I CAN RESIST EVERYTHING EXCEPT TEMPTATION

Friday, July 25, 2008

Unbreakable!

I think it's safe to say that I am clumsy. Awkward, ungraceful, some might even say, elephantine. How this began I have no idea, but I can remember falling on my face every year I was forced to participate in my elementary school's Turkey Trot, where I raced like my very life depended on it rather than just a free turkey for the holidays. Damned if I didn't want that turkey, and damned if I didn't always end up running with so much concentration that I ended up face down in the dirt. Embarrassing.

As I've grown older, my clumsiness has expanded into new and startling arenas of pain and embarrassment caused by stupidity: gouging out my knuckles whilst peeling potatoes, slicing into my palms after stubbornly ignoring the advice of a seasoned avocado-slicer and pit-remover, somersaulting into the Merced river after trying to baptize my hair. I don't know why I do some of the things I do, but I am amazed and thankful that I have yet to break any bones.

I say I am clueless as to how I wake up each day to new bruises, scars, and peeled away flesh, and yet this very morning before work I found myself ironing the ruffles flat on my blouse in front of the doorway, not on the ironing board as I was taught in all my fashion design classes, but on my body as I was wearing it. If I didn't think my iron got hot enough before, I most certainly appreciate its strength now. Who doesn't want a nice smooth patch of burnt cleavage skin for the summer beach season?
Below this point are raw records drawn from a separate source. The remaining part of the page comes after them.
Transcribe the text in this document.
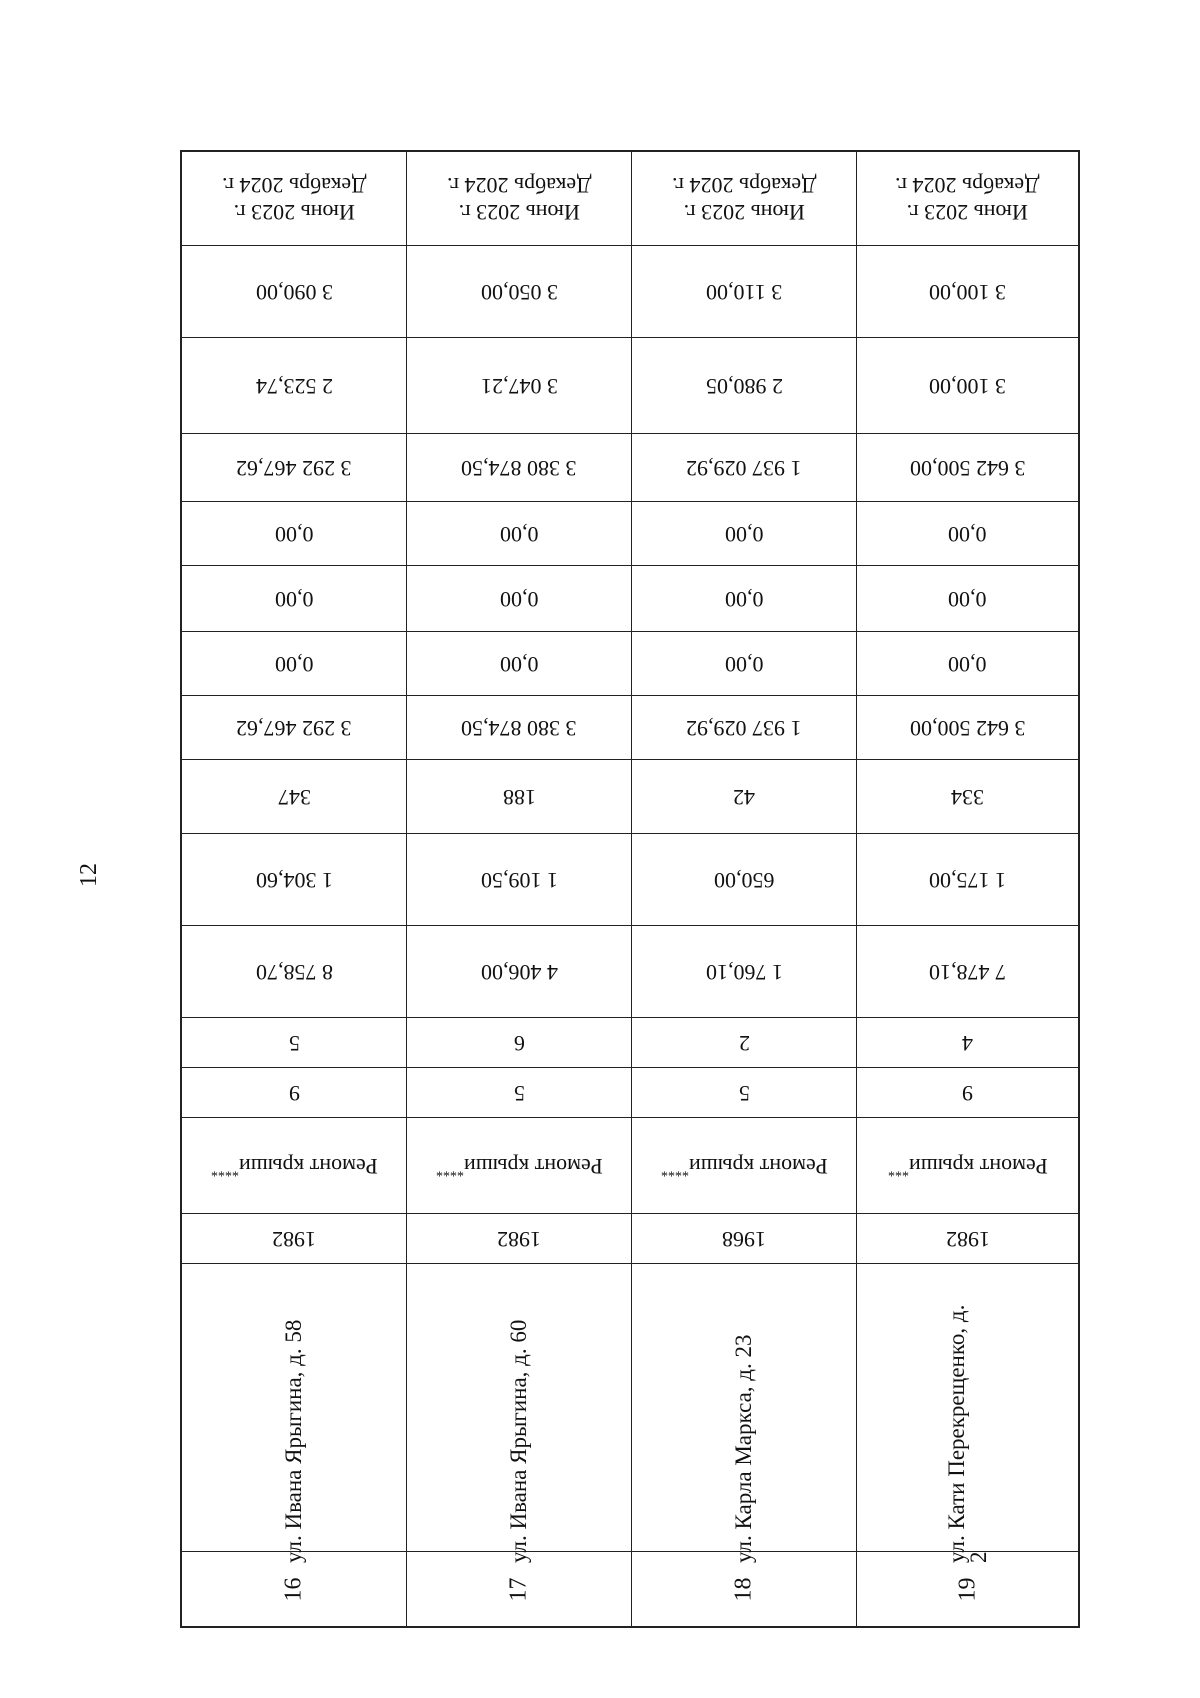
12
Июнь 2023 г.
Декабрь 2024 г.
3 090,00
2 523,74
3 292 467,62
0,00
0,00
0,00
3 292 467,62
347
1 304,60
8 758,70
5
9
Ремонт крыши****
1982
ул. Ивана Ярыгина, д. 58
16
Июнь 2023 г.
Декабрь 2024 г.
3 050,00
3 047,21
3 380 874,50
0,00
0,00
0,00
3 380 874,50
188
1 109,50
4 406,00
6
5
Ремонт крыши****
1982
ул. Ивана Ярыгина, д. 60
17
Июнь 2023 г.
Декабрь 2024 г.
3 110,00
2 980,05
1 937 029,92
0,00
0,00
0,00
1 937 029,92
42
650,00
1 760,10
2
5
Ремонт крыши****
1968
ул. Карла Маркса, д. 23
18
Июнь 2023 г.
Декабрь 2024 г.
3 100,00
3 100,00
3 642 500,00
0,00
0,00
0,00
3 642 500,00
334
1 175,00
7 478,10
4
9
Ремонт крыши***
1982
ул. Кати Перекрещенко, д.
2
19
In happier news, as we're entering weekend two of July/August Budget Crackdown, I've managed to do pretty well and not spend any unnecessary money. I've been cleaning out my freezer and cabinets, and last night managed to make a pretty delicious meal using risotto, chicken broth, remnants of mozzarella cheese that probably should have been tossed a month ago, and leftover tamales that Isabel was kind enough to give to me. I've hit the bottom of the freezer though, so this looks to be a weekend filled with chopped walnuts in a baggie, canned fruit cocktail, and Vietnamese rice vermicelli. Sounds like a challenge for Iron Chef to me! If I don't wind up with botulism before Vegas, I will be as surprised as anyone.